The toxicology report after Emily’s death revealed fentanyl, morphine and acetone in her blood.
Even as the family tried to help Emily, and supported her through addiction treatment programs, it seemed as if the world were against them.
“She suffered from heroin addiction for about five years. And she would come to us for help, we’d get her into rehab, she’d be good for as long as a year,” Matt Godbey said Thursday. “But she told me that the dealers would call her, come to her work. She tells them that she’s clean and they’d just give her the heroin, leave it there. To get her back on. They were very aggressive in pushing the drugs ... she tried” to stay in recovery.
Dealers who knowingly lace heroin with fentanyl or similar high-potency drugs know they are gambling with the recipients’ lives and should be held accountable, Cheryl Godbey said.
“All the hopes and dreams that I as a parent had for my daughter have died with her. The reason is fentanyl,” she wrote to lawmakers in March.
The Godbeys are just one of thousands of Maryland families devastated by the fatal overdose of a loved one.
Preliminary data from state Department of Health and Mental Hygiene indicates that the overall rate of drug- and alcohol-related intoxication deaths in Maryland accelerated in 2016, with 1,468 deaths from January through September. Intoxication deaths in Maryland increased for the fifth year in a row in 2015, when 1,259 overdose deaths were reported in the state, according to the department. Eighty-six percent of the deaths were heroin- or opioid-related.
Lawmakers have passed a slew of bills over the past two years to address various aspects of substance abuse disorders.
The Justice Reinvestment Act of 2016 set the stage for prioritization of treatment over incarceration.
Dozens of bills were considered during the 2017 General Assembly session and several were signed Thursday.
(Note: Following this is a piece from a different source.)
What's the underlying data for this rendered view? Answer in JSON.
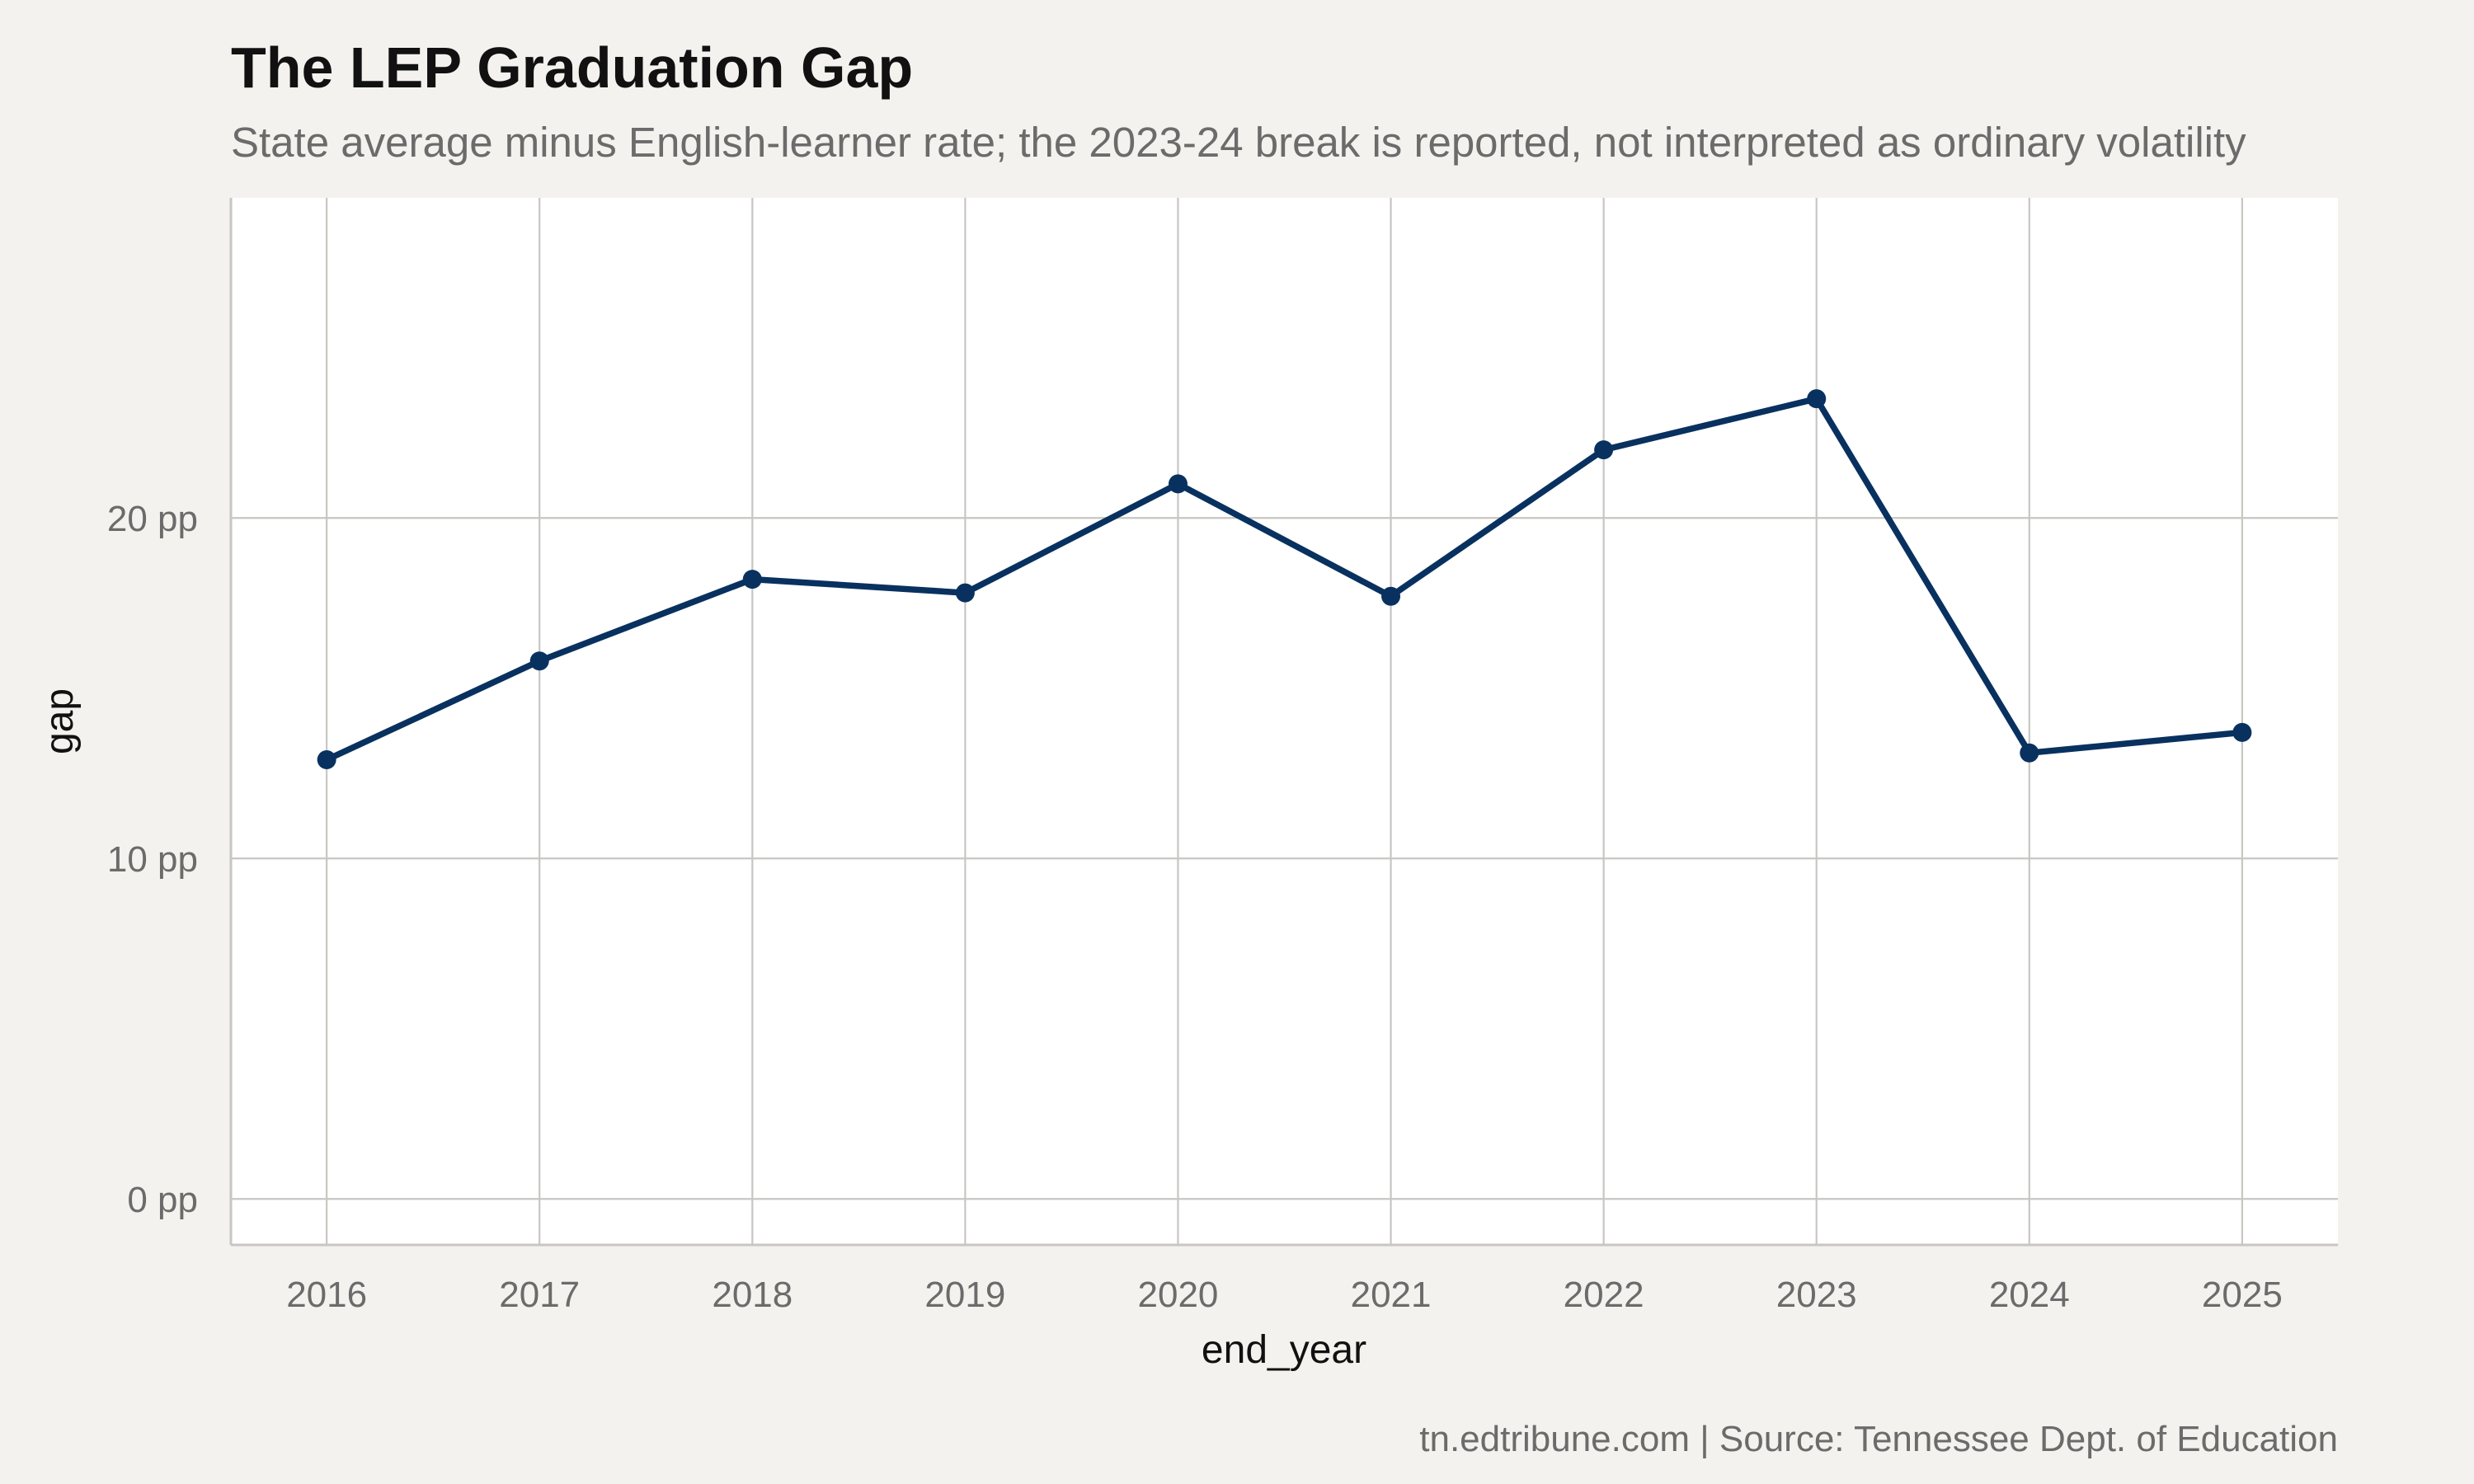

Hough and Delegate William Folden, R-District 3B, supported a bill that allows for the co-prescription of naloxone — an overdose reversal drug — along with any opioid medication for patients at an elevated risk for overdose. While their bill didn’t pass the General Assembly, the concept was included in a sweeping measure that was signed Thursday: the Heroin and Opioid Prevention Effort (HOPE) and Treatment Act of 2017.
The omnibus bill — passed nearly unanimously by lawmakers — sets new policies for discharging hospital patients treated for substance abuse disorders, creates a 24-hour emergency hotline and crisis treatment center, and increases access by all citizens to naloxone.
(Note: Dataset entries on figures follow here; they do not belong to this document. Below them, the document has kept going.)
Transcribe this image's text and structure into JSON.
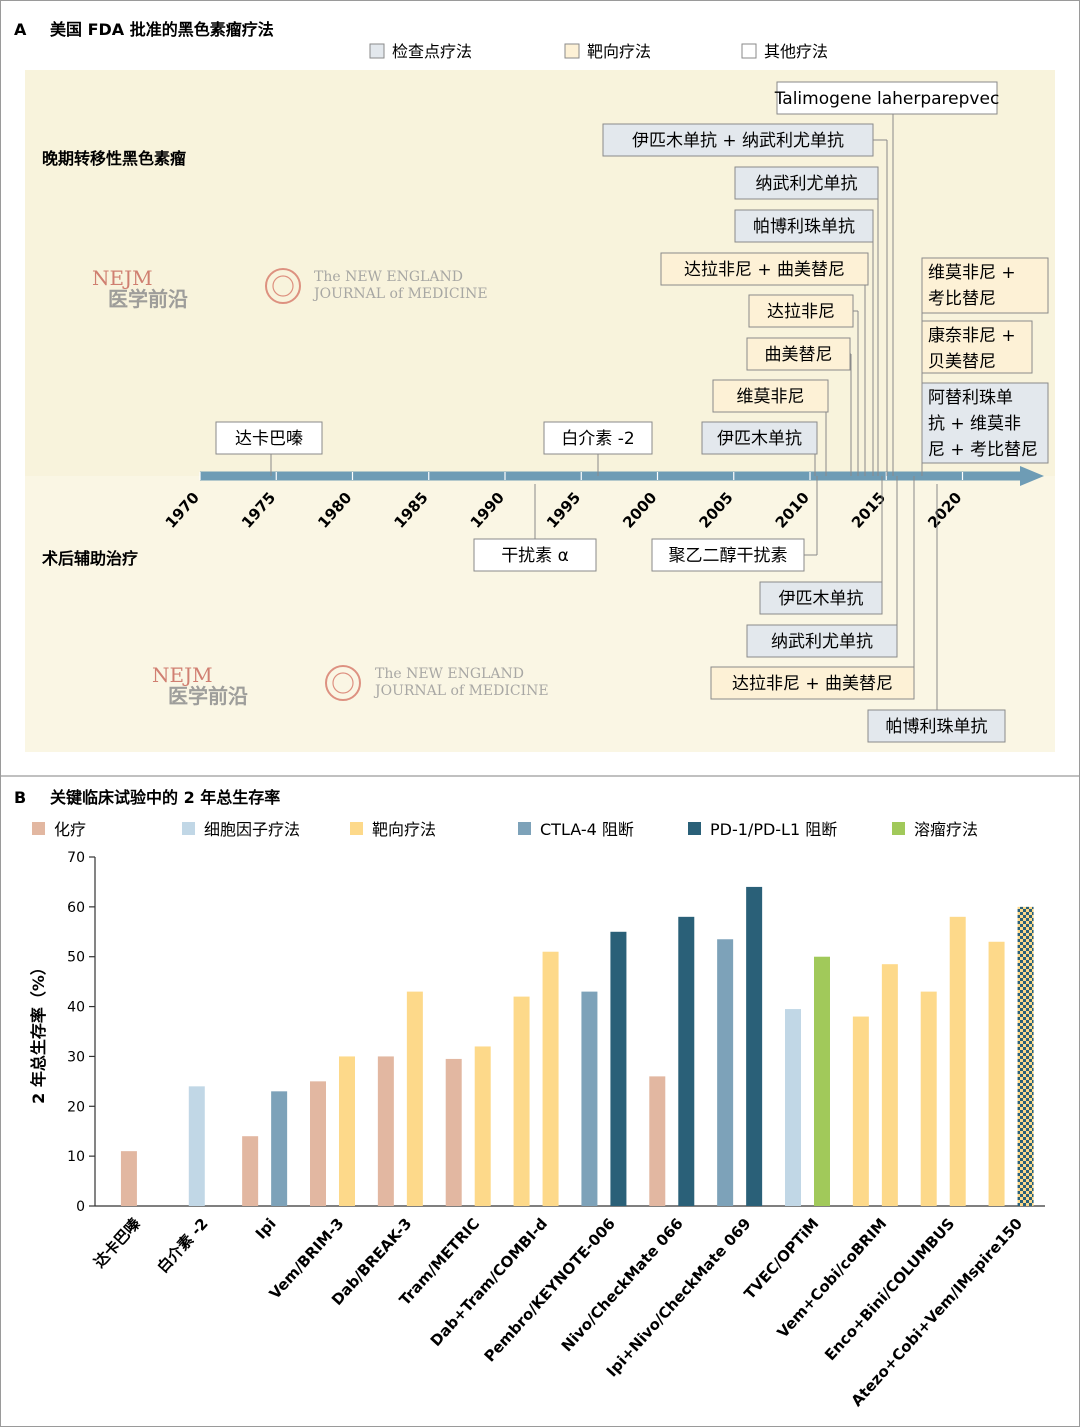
{
  "panel_a": {
    "letter": "A",
    "title": "美国 FDA 批准的黑色素瘤疗法",
    "legend": [
      {
        "label": "检查点疗法",
        "color": "#e3e8ed"
      },
      {
        "label": "靶向疗法",
        "color": "#fdf1d6"
      },
      {
        "label": "其他疗法",
        "color": "#ffffff"
      }
    ],
    "section_top": "晚期转移性黑色素瘤",
    "section_bottom": "术后辅助治疗",
    "watermark": {
      "nejm": "NEJM",
      "cn": "医学前沿",
      "line1": "The NEW ENGLAND",
      "line2": "JOURNAL of MEDICINE"
    },
    "year_ticks": [
      "1970",
      "1975",
      "1980",
      "1985",
      "1990",
      "1995",
      "2000",
      "2005",
      "2010",
      "2015",
      "2020"
    ],
    "approvals_top": [
      {
        "label": "Talimogene laherparepvec",
        "type": "other",
        "year": 2015.8
      },
      {
        "label": "伊匹木单抗 + 纳武利尤单抗",
        "type": "checkpoint",
        "year": 2015.7
      },
      {
        "label": "纳武利尤单抗",
        "type": "checkpoint",
        "year": 2014.9
      },
      {
        "label": "帕博利珠单抗",
        "type": "checkpoint",
        "year": 2014.7
      },
      {
        "label": "达拉非尼 + 曲美替尼",
        "type": "targeted",
        "year": 2014.0
      },
      {
        "label": "达拉非尼",
        "type": "targeted",
        "year": 2013.4
      },
      {
        "label": "曲美替尼",
        "type": "targeted",
        "year": 2013.4
      },
      {
        "label": "维莫非尼",
        "type": "targeted",
        "year": 2011.6
      },
      {
        "label": "伊匹木单抗",
        "type": "checkpoint",
        "year": 2011.2
      },
      {
        "label": "达卡巴嗪",
        "type": "other",
        "year": 1975.0
      },
      {
        "label": "白介素 -2",
        "type": "other",
        "year": 1998.0
      },
      {
        "label": "维莫非尼 +\n考比替尼",
        "type": "targeted",
        "year": 2015.9
      },
      {
        "label": "康奈非尼 +\n贝美替尼",
        "type": "targeted",
        "year": 2018.5
      },
      {
        "label": "阿替利珠单\n抗 + 维莫非\n尼 + 考比替尼",
        "type": "checkpoint",
        "year": 2020.5
      }
    ],
    "approvals_bottom": [
      {
        "label": "干扰素 α",
        "type": "other",
        "year": 1995.8
      },
      {
        "label": "聚乙二醇干扰素",
        "type": "other",
        "year": 2011.0
      },
      {
        "label": "伊匹木单抗",
        "type": "checkpoint",
        "year": 2015.3
      },
      {
        "label": "纳武利尤单抗",
        "type": "checkpoint",
        "year": 2017.6
      },
      {
        "label": "达拉非尼 + 曲美替尼",
        "type": "targeted",
        "year": 2018.3
      },
      {
        "label": "帕博利珠单抗",
        "type": "checkpoint",
        "year": 2019.0
      }
    ]
  },
  "panel_b": {
    "letter": "B",
    "title": "关键临床试验中的 2 年总生存率",
    "colors": {
      "chemo": "#e2b7a1",
      "cytokine": "#c1d7e6",
      "targeted": "#fdd98a",
      "ctla4": "#7da2b9",
      "pd1": "#2a6078",
      "oncolytic": "#a1c95a"
    }
  },
  "chart_data": {
    "type": "bar",
    "ylabel": "2 年总生存率（%）",
    "ylim": [
      0,
      70
    ],
    "yticks": [
      0,
      10,
      20,
      30,
      40,
      50,
      60,
      70
    ],
    "legend": [
      {
        "key": "chemo",
        "label": "化疗"
      },
      {
        "key": "cytokine",
        "label": "细胞因子疗法"
      },
      {
        "key": "targeted",
        "label": "靶向疗法"
      },
      {
        "key": "ctla4",
        "label": "CTLA-4 阻断"
      },
      {
        "key": "pd1",
        "label": "PD-1/PD-L1 阻断"
      },
      {
        "key": "oncolytic",
        "label": "溶瘤疗法"
      }
    ],
    "groups": [
      {
        "category": "达卡巴嗪",
        "bars": [
          {
            "series": "chemo",
            "value": 11
          }
        ]
      },
      {
        "category": "白介素 -2",
        "bars": [
          {
            "series": "cytokine",
            "value": 24
          }
        ]
      },
      {
        "category": "Ipi",
        "bars": [
          {
            "series": "chemo",
            "value": 14
          },
          {
            "series": "ctla4",
            "value": 23
          }
        ]
      },
      {
        "category": "Vem/BRIM-3",
        "bars": [
          {
            "series": "chemo",
            "value": 25
          },
          {
            "series": "targeted",
            "value": 30
          }
        ]
      },
      {
        "category": "Dab/BREAK-3",
        "bars": [
          {
            "series": "chemo",
            "value": 30
          },
          {
            "series": "targeted",
            "value": 43
          }
        ]
      },
      {
        "category": "Tram/METRIC",
        "bars": [
          {
            "series": "chemo",
            "value": 29.5
          },
          {
            "series": "targeted",
            "value": 32
          }
        ]
      },
      {
        "category": "Dab+Tram/COMBI-d",
        "bars": [
          {
            "series": "targeted",
            "value": 42
          },
          {
            "series": "targeted",
            "value": 51
          }
        ]
      },
      {
        "category": "Pembro/KEYNOTE-006",
        "bars": [
          {
            "series": "ctla4",
            "value": 43
          },
          {
            "series": "pd1",
            "value": 55
          }
        ]
      },
      {
        "category": "Nivo/CheckMate 066",
        "bars": [
          {
            "series": "chemo",
            "value": 26
          },
          {
            "series": "pd1",
            "value": 58
          }
        ]
      },
      {
        "category": "Ipi+Nivo/CheckMate 069",
        "bars": [
          {
            "series": "ctla4",
            "value": 53.5
          },
          {
            "series": "pd1",
            "value": 64
          }
        ]
      },
      {
        "category": "TVEC/OPTiM",
        "bars": [
          {
            "series": "cytokine",
            "value": 39.5
          },
          {
            "series": "oncolytic",
            "value": 50
          }
        ]
      },
      {
        "category": "Vem+Cobi/coBRIM",
        "bars": [
          {
            "series": "targeted",
            "value": 38
          },
          {
            "series": "targeted",
            "value": 48.5
          }
        ]
      },
      {
        "category": "Enco+Bini/COLUMBUS",
        "bars": [
          {
            "series": "targeted",
            "value": 43
          },
          {
            "series": "targeted",
            "value": 58
          }
        ]
      },
      {
        "category": "Atezo+Cobi+Vem/IMspire150",
        "bars": [
          {
            "series": "targeted",
            "value": 53
          },
          {
            "series": "targeted+pd1",
            "value": 60
          }
        ]
      }
    ]
  }
}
The Prescriber Limits Act of 2017 signed on Thursday requires health care providers to prescribe the lowest effective dose of an opioid, aiming to reduce the number of prescribed opioids on the streets and lingering in medicine cabinets.
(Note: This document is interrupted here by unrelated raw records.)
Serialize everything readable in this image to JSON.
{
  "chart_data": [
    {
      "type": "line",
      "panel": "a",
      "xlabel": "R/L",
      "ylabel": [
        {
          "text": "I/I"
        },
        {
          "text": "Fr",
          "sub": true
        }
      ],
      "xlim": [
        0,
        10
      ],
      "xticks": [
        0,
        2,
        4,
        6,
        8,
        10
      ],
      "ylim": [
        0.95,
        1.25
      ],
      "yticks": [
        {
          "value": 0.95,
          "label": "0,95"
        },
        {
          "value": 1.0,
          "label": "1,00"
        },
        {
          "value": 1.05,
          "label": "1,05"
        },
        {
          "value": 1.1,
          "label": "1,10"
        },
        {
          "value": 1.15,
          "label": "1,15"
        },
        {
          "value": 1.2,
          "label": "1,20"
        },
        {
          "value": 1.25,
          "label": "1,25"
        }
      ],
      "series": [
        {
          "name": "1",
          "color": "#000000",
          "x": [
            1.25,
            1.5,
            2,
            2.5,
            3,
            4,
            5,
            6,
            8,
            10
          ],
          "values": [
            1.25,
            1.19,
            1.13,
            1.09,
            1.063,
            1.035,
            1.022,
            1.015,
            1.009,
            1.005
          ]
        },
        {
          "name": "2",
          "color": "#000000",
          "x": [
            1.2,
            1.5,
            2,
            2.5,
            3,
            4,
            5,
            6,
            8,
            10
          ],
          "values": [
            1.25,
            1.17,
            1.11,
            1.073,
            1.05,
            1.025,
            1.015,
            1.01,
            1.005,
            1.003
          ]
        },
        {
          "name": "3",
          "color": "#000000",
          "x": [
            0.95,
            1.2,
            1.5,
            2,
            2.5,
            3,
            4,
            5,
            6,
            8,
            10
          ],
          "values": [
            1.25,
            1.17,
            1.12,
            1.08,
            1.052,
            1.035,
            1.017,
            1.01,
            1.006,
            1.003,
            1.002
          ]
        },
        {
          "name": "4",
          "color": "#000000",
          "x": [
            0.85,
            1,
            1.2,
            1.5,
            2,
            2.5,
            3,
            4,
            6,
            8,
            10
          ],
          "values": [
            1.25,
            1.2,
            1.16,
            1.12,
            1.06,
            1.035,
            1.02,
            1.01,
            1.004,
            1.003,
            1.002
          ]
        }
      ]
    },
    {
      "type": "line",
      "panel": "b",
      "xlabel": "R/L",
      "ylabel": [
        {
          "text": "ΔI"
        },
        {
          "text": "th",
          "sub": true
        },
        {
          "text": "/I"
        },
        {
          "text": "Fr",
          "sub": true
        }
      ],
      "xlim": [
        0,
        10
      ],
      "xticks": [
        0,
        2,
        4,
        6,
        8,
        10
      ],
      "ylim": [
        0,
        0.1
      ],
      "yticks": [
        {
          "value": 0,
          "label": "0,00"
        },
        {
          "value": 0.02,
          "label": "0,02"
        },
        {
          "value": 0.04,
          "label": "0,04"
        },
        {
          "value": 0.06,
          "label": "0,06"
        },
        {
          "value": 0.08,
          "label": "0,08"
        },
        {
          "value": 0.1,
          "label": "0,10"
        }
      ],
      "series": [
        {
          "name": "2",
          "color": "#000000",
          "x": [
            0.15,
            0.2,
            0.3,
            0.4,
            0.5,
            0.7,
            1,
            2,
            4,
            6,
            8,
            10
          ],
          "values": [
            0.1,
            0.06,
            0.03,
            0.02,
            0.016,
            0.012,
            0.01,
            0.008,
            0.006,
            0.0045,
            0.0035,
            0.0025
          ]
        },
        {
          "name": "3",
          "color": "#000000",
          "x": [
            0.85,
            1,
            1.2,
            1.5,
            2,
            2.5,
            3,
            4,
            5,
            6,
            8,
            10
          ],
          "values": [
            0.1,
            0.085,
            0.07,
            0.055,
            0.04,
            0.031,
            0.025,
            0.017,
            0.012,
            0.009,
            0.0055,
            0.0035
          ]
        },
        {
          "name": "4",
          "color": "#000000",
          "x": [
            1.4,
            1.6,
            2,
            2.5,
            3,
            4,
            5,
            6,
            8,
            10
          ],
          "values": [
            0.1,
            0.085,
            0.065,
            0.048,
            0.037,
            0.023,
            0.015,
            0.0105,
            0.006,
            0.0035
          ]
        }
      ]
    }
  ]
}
The Start Talking Maryland Act will increase school and community-based substance abuse education and awareness efforts.
A bill championed by Delegate Karen Lewis Young, D-District 3A, in the House will allow parents to compel their children to attend intensive outpatient programs, similar to the process for inpatient treatment. Without the bill, adolescents can refuse to take part in outpatient treatment programs, even when deemed medically necessary.
“These critical initiatives will help us continue to lead the charge against Maryland’s heroin and opioid crisis in our state,” Hogan said of some of the legislation signed Thursday. “Our administration remains committed to treating this crisis like the emergency that it is, and I thank the Legislature for working with us to provide additional tools to save the lives of Marylanders — before it’s too late.”
In the basement of the State House, away from the bustling bill signing ceremony two stories above, Matt Godbey and Cheryl Godbey shared some of the warm memories of their daughter that compelled them to advocate in her name.
Cheryl Godbey reached into her purse for a photo of a young Emily, smiling on a beach in a brightly striped swimsuit. Emily loved the beach — and her smile showed it in the photo.
“She had a very infectious laugh,” Cheryl said.
“She was a very sweet, very generous girl. She was the kind of kid that would bring you a present, bring you flowers just for the fun of it,” Matt Godbey said.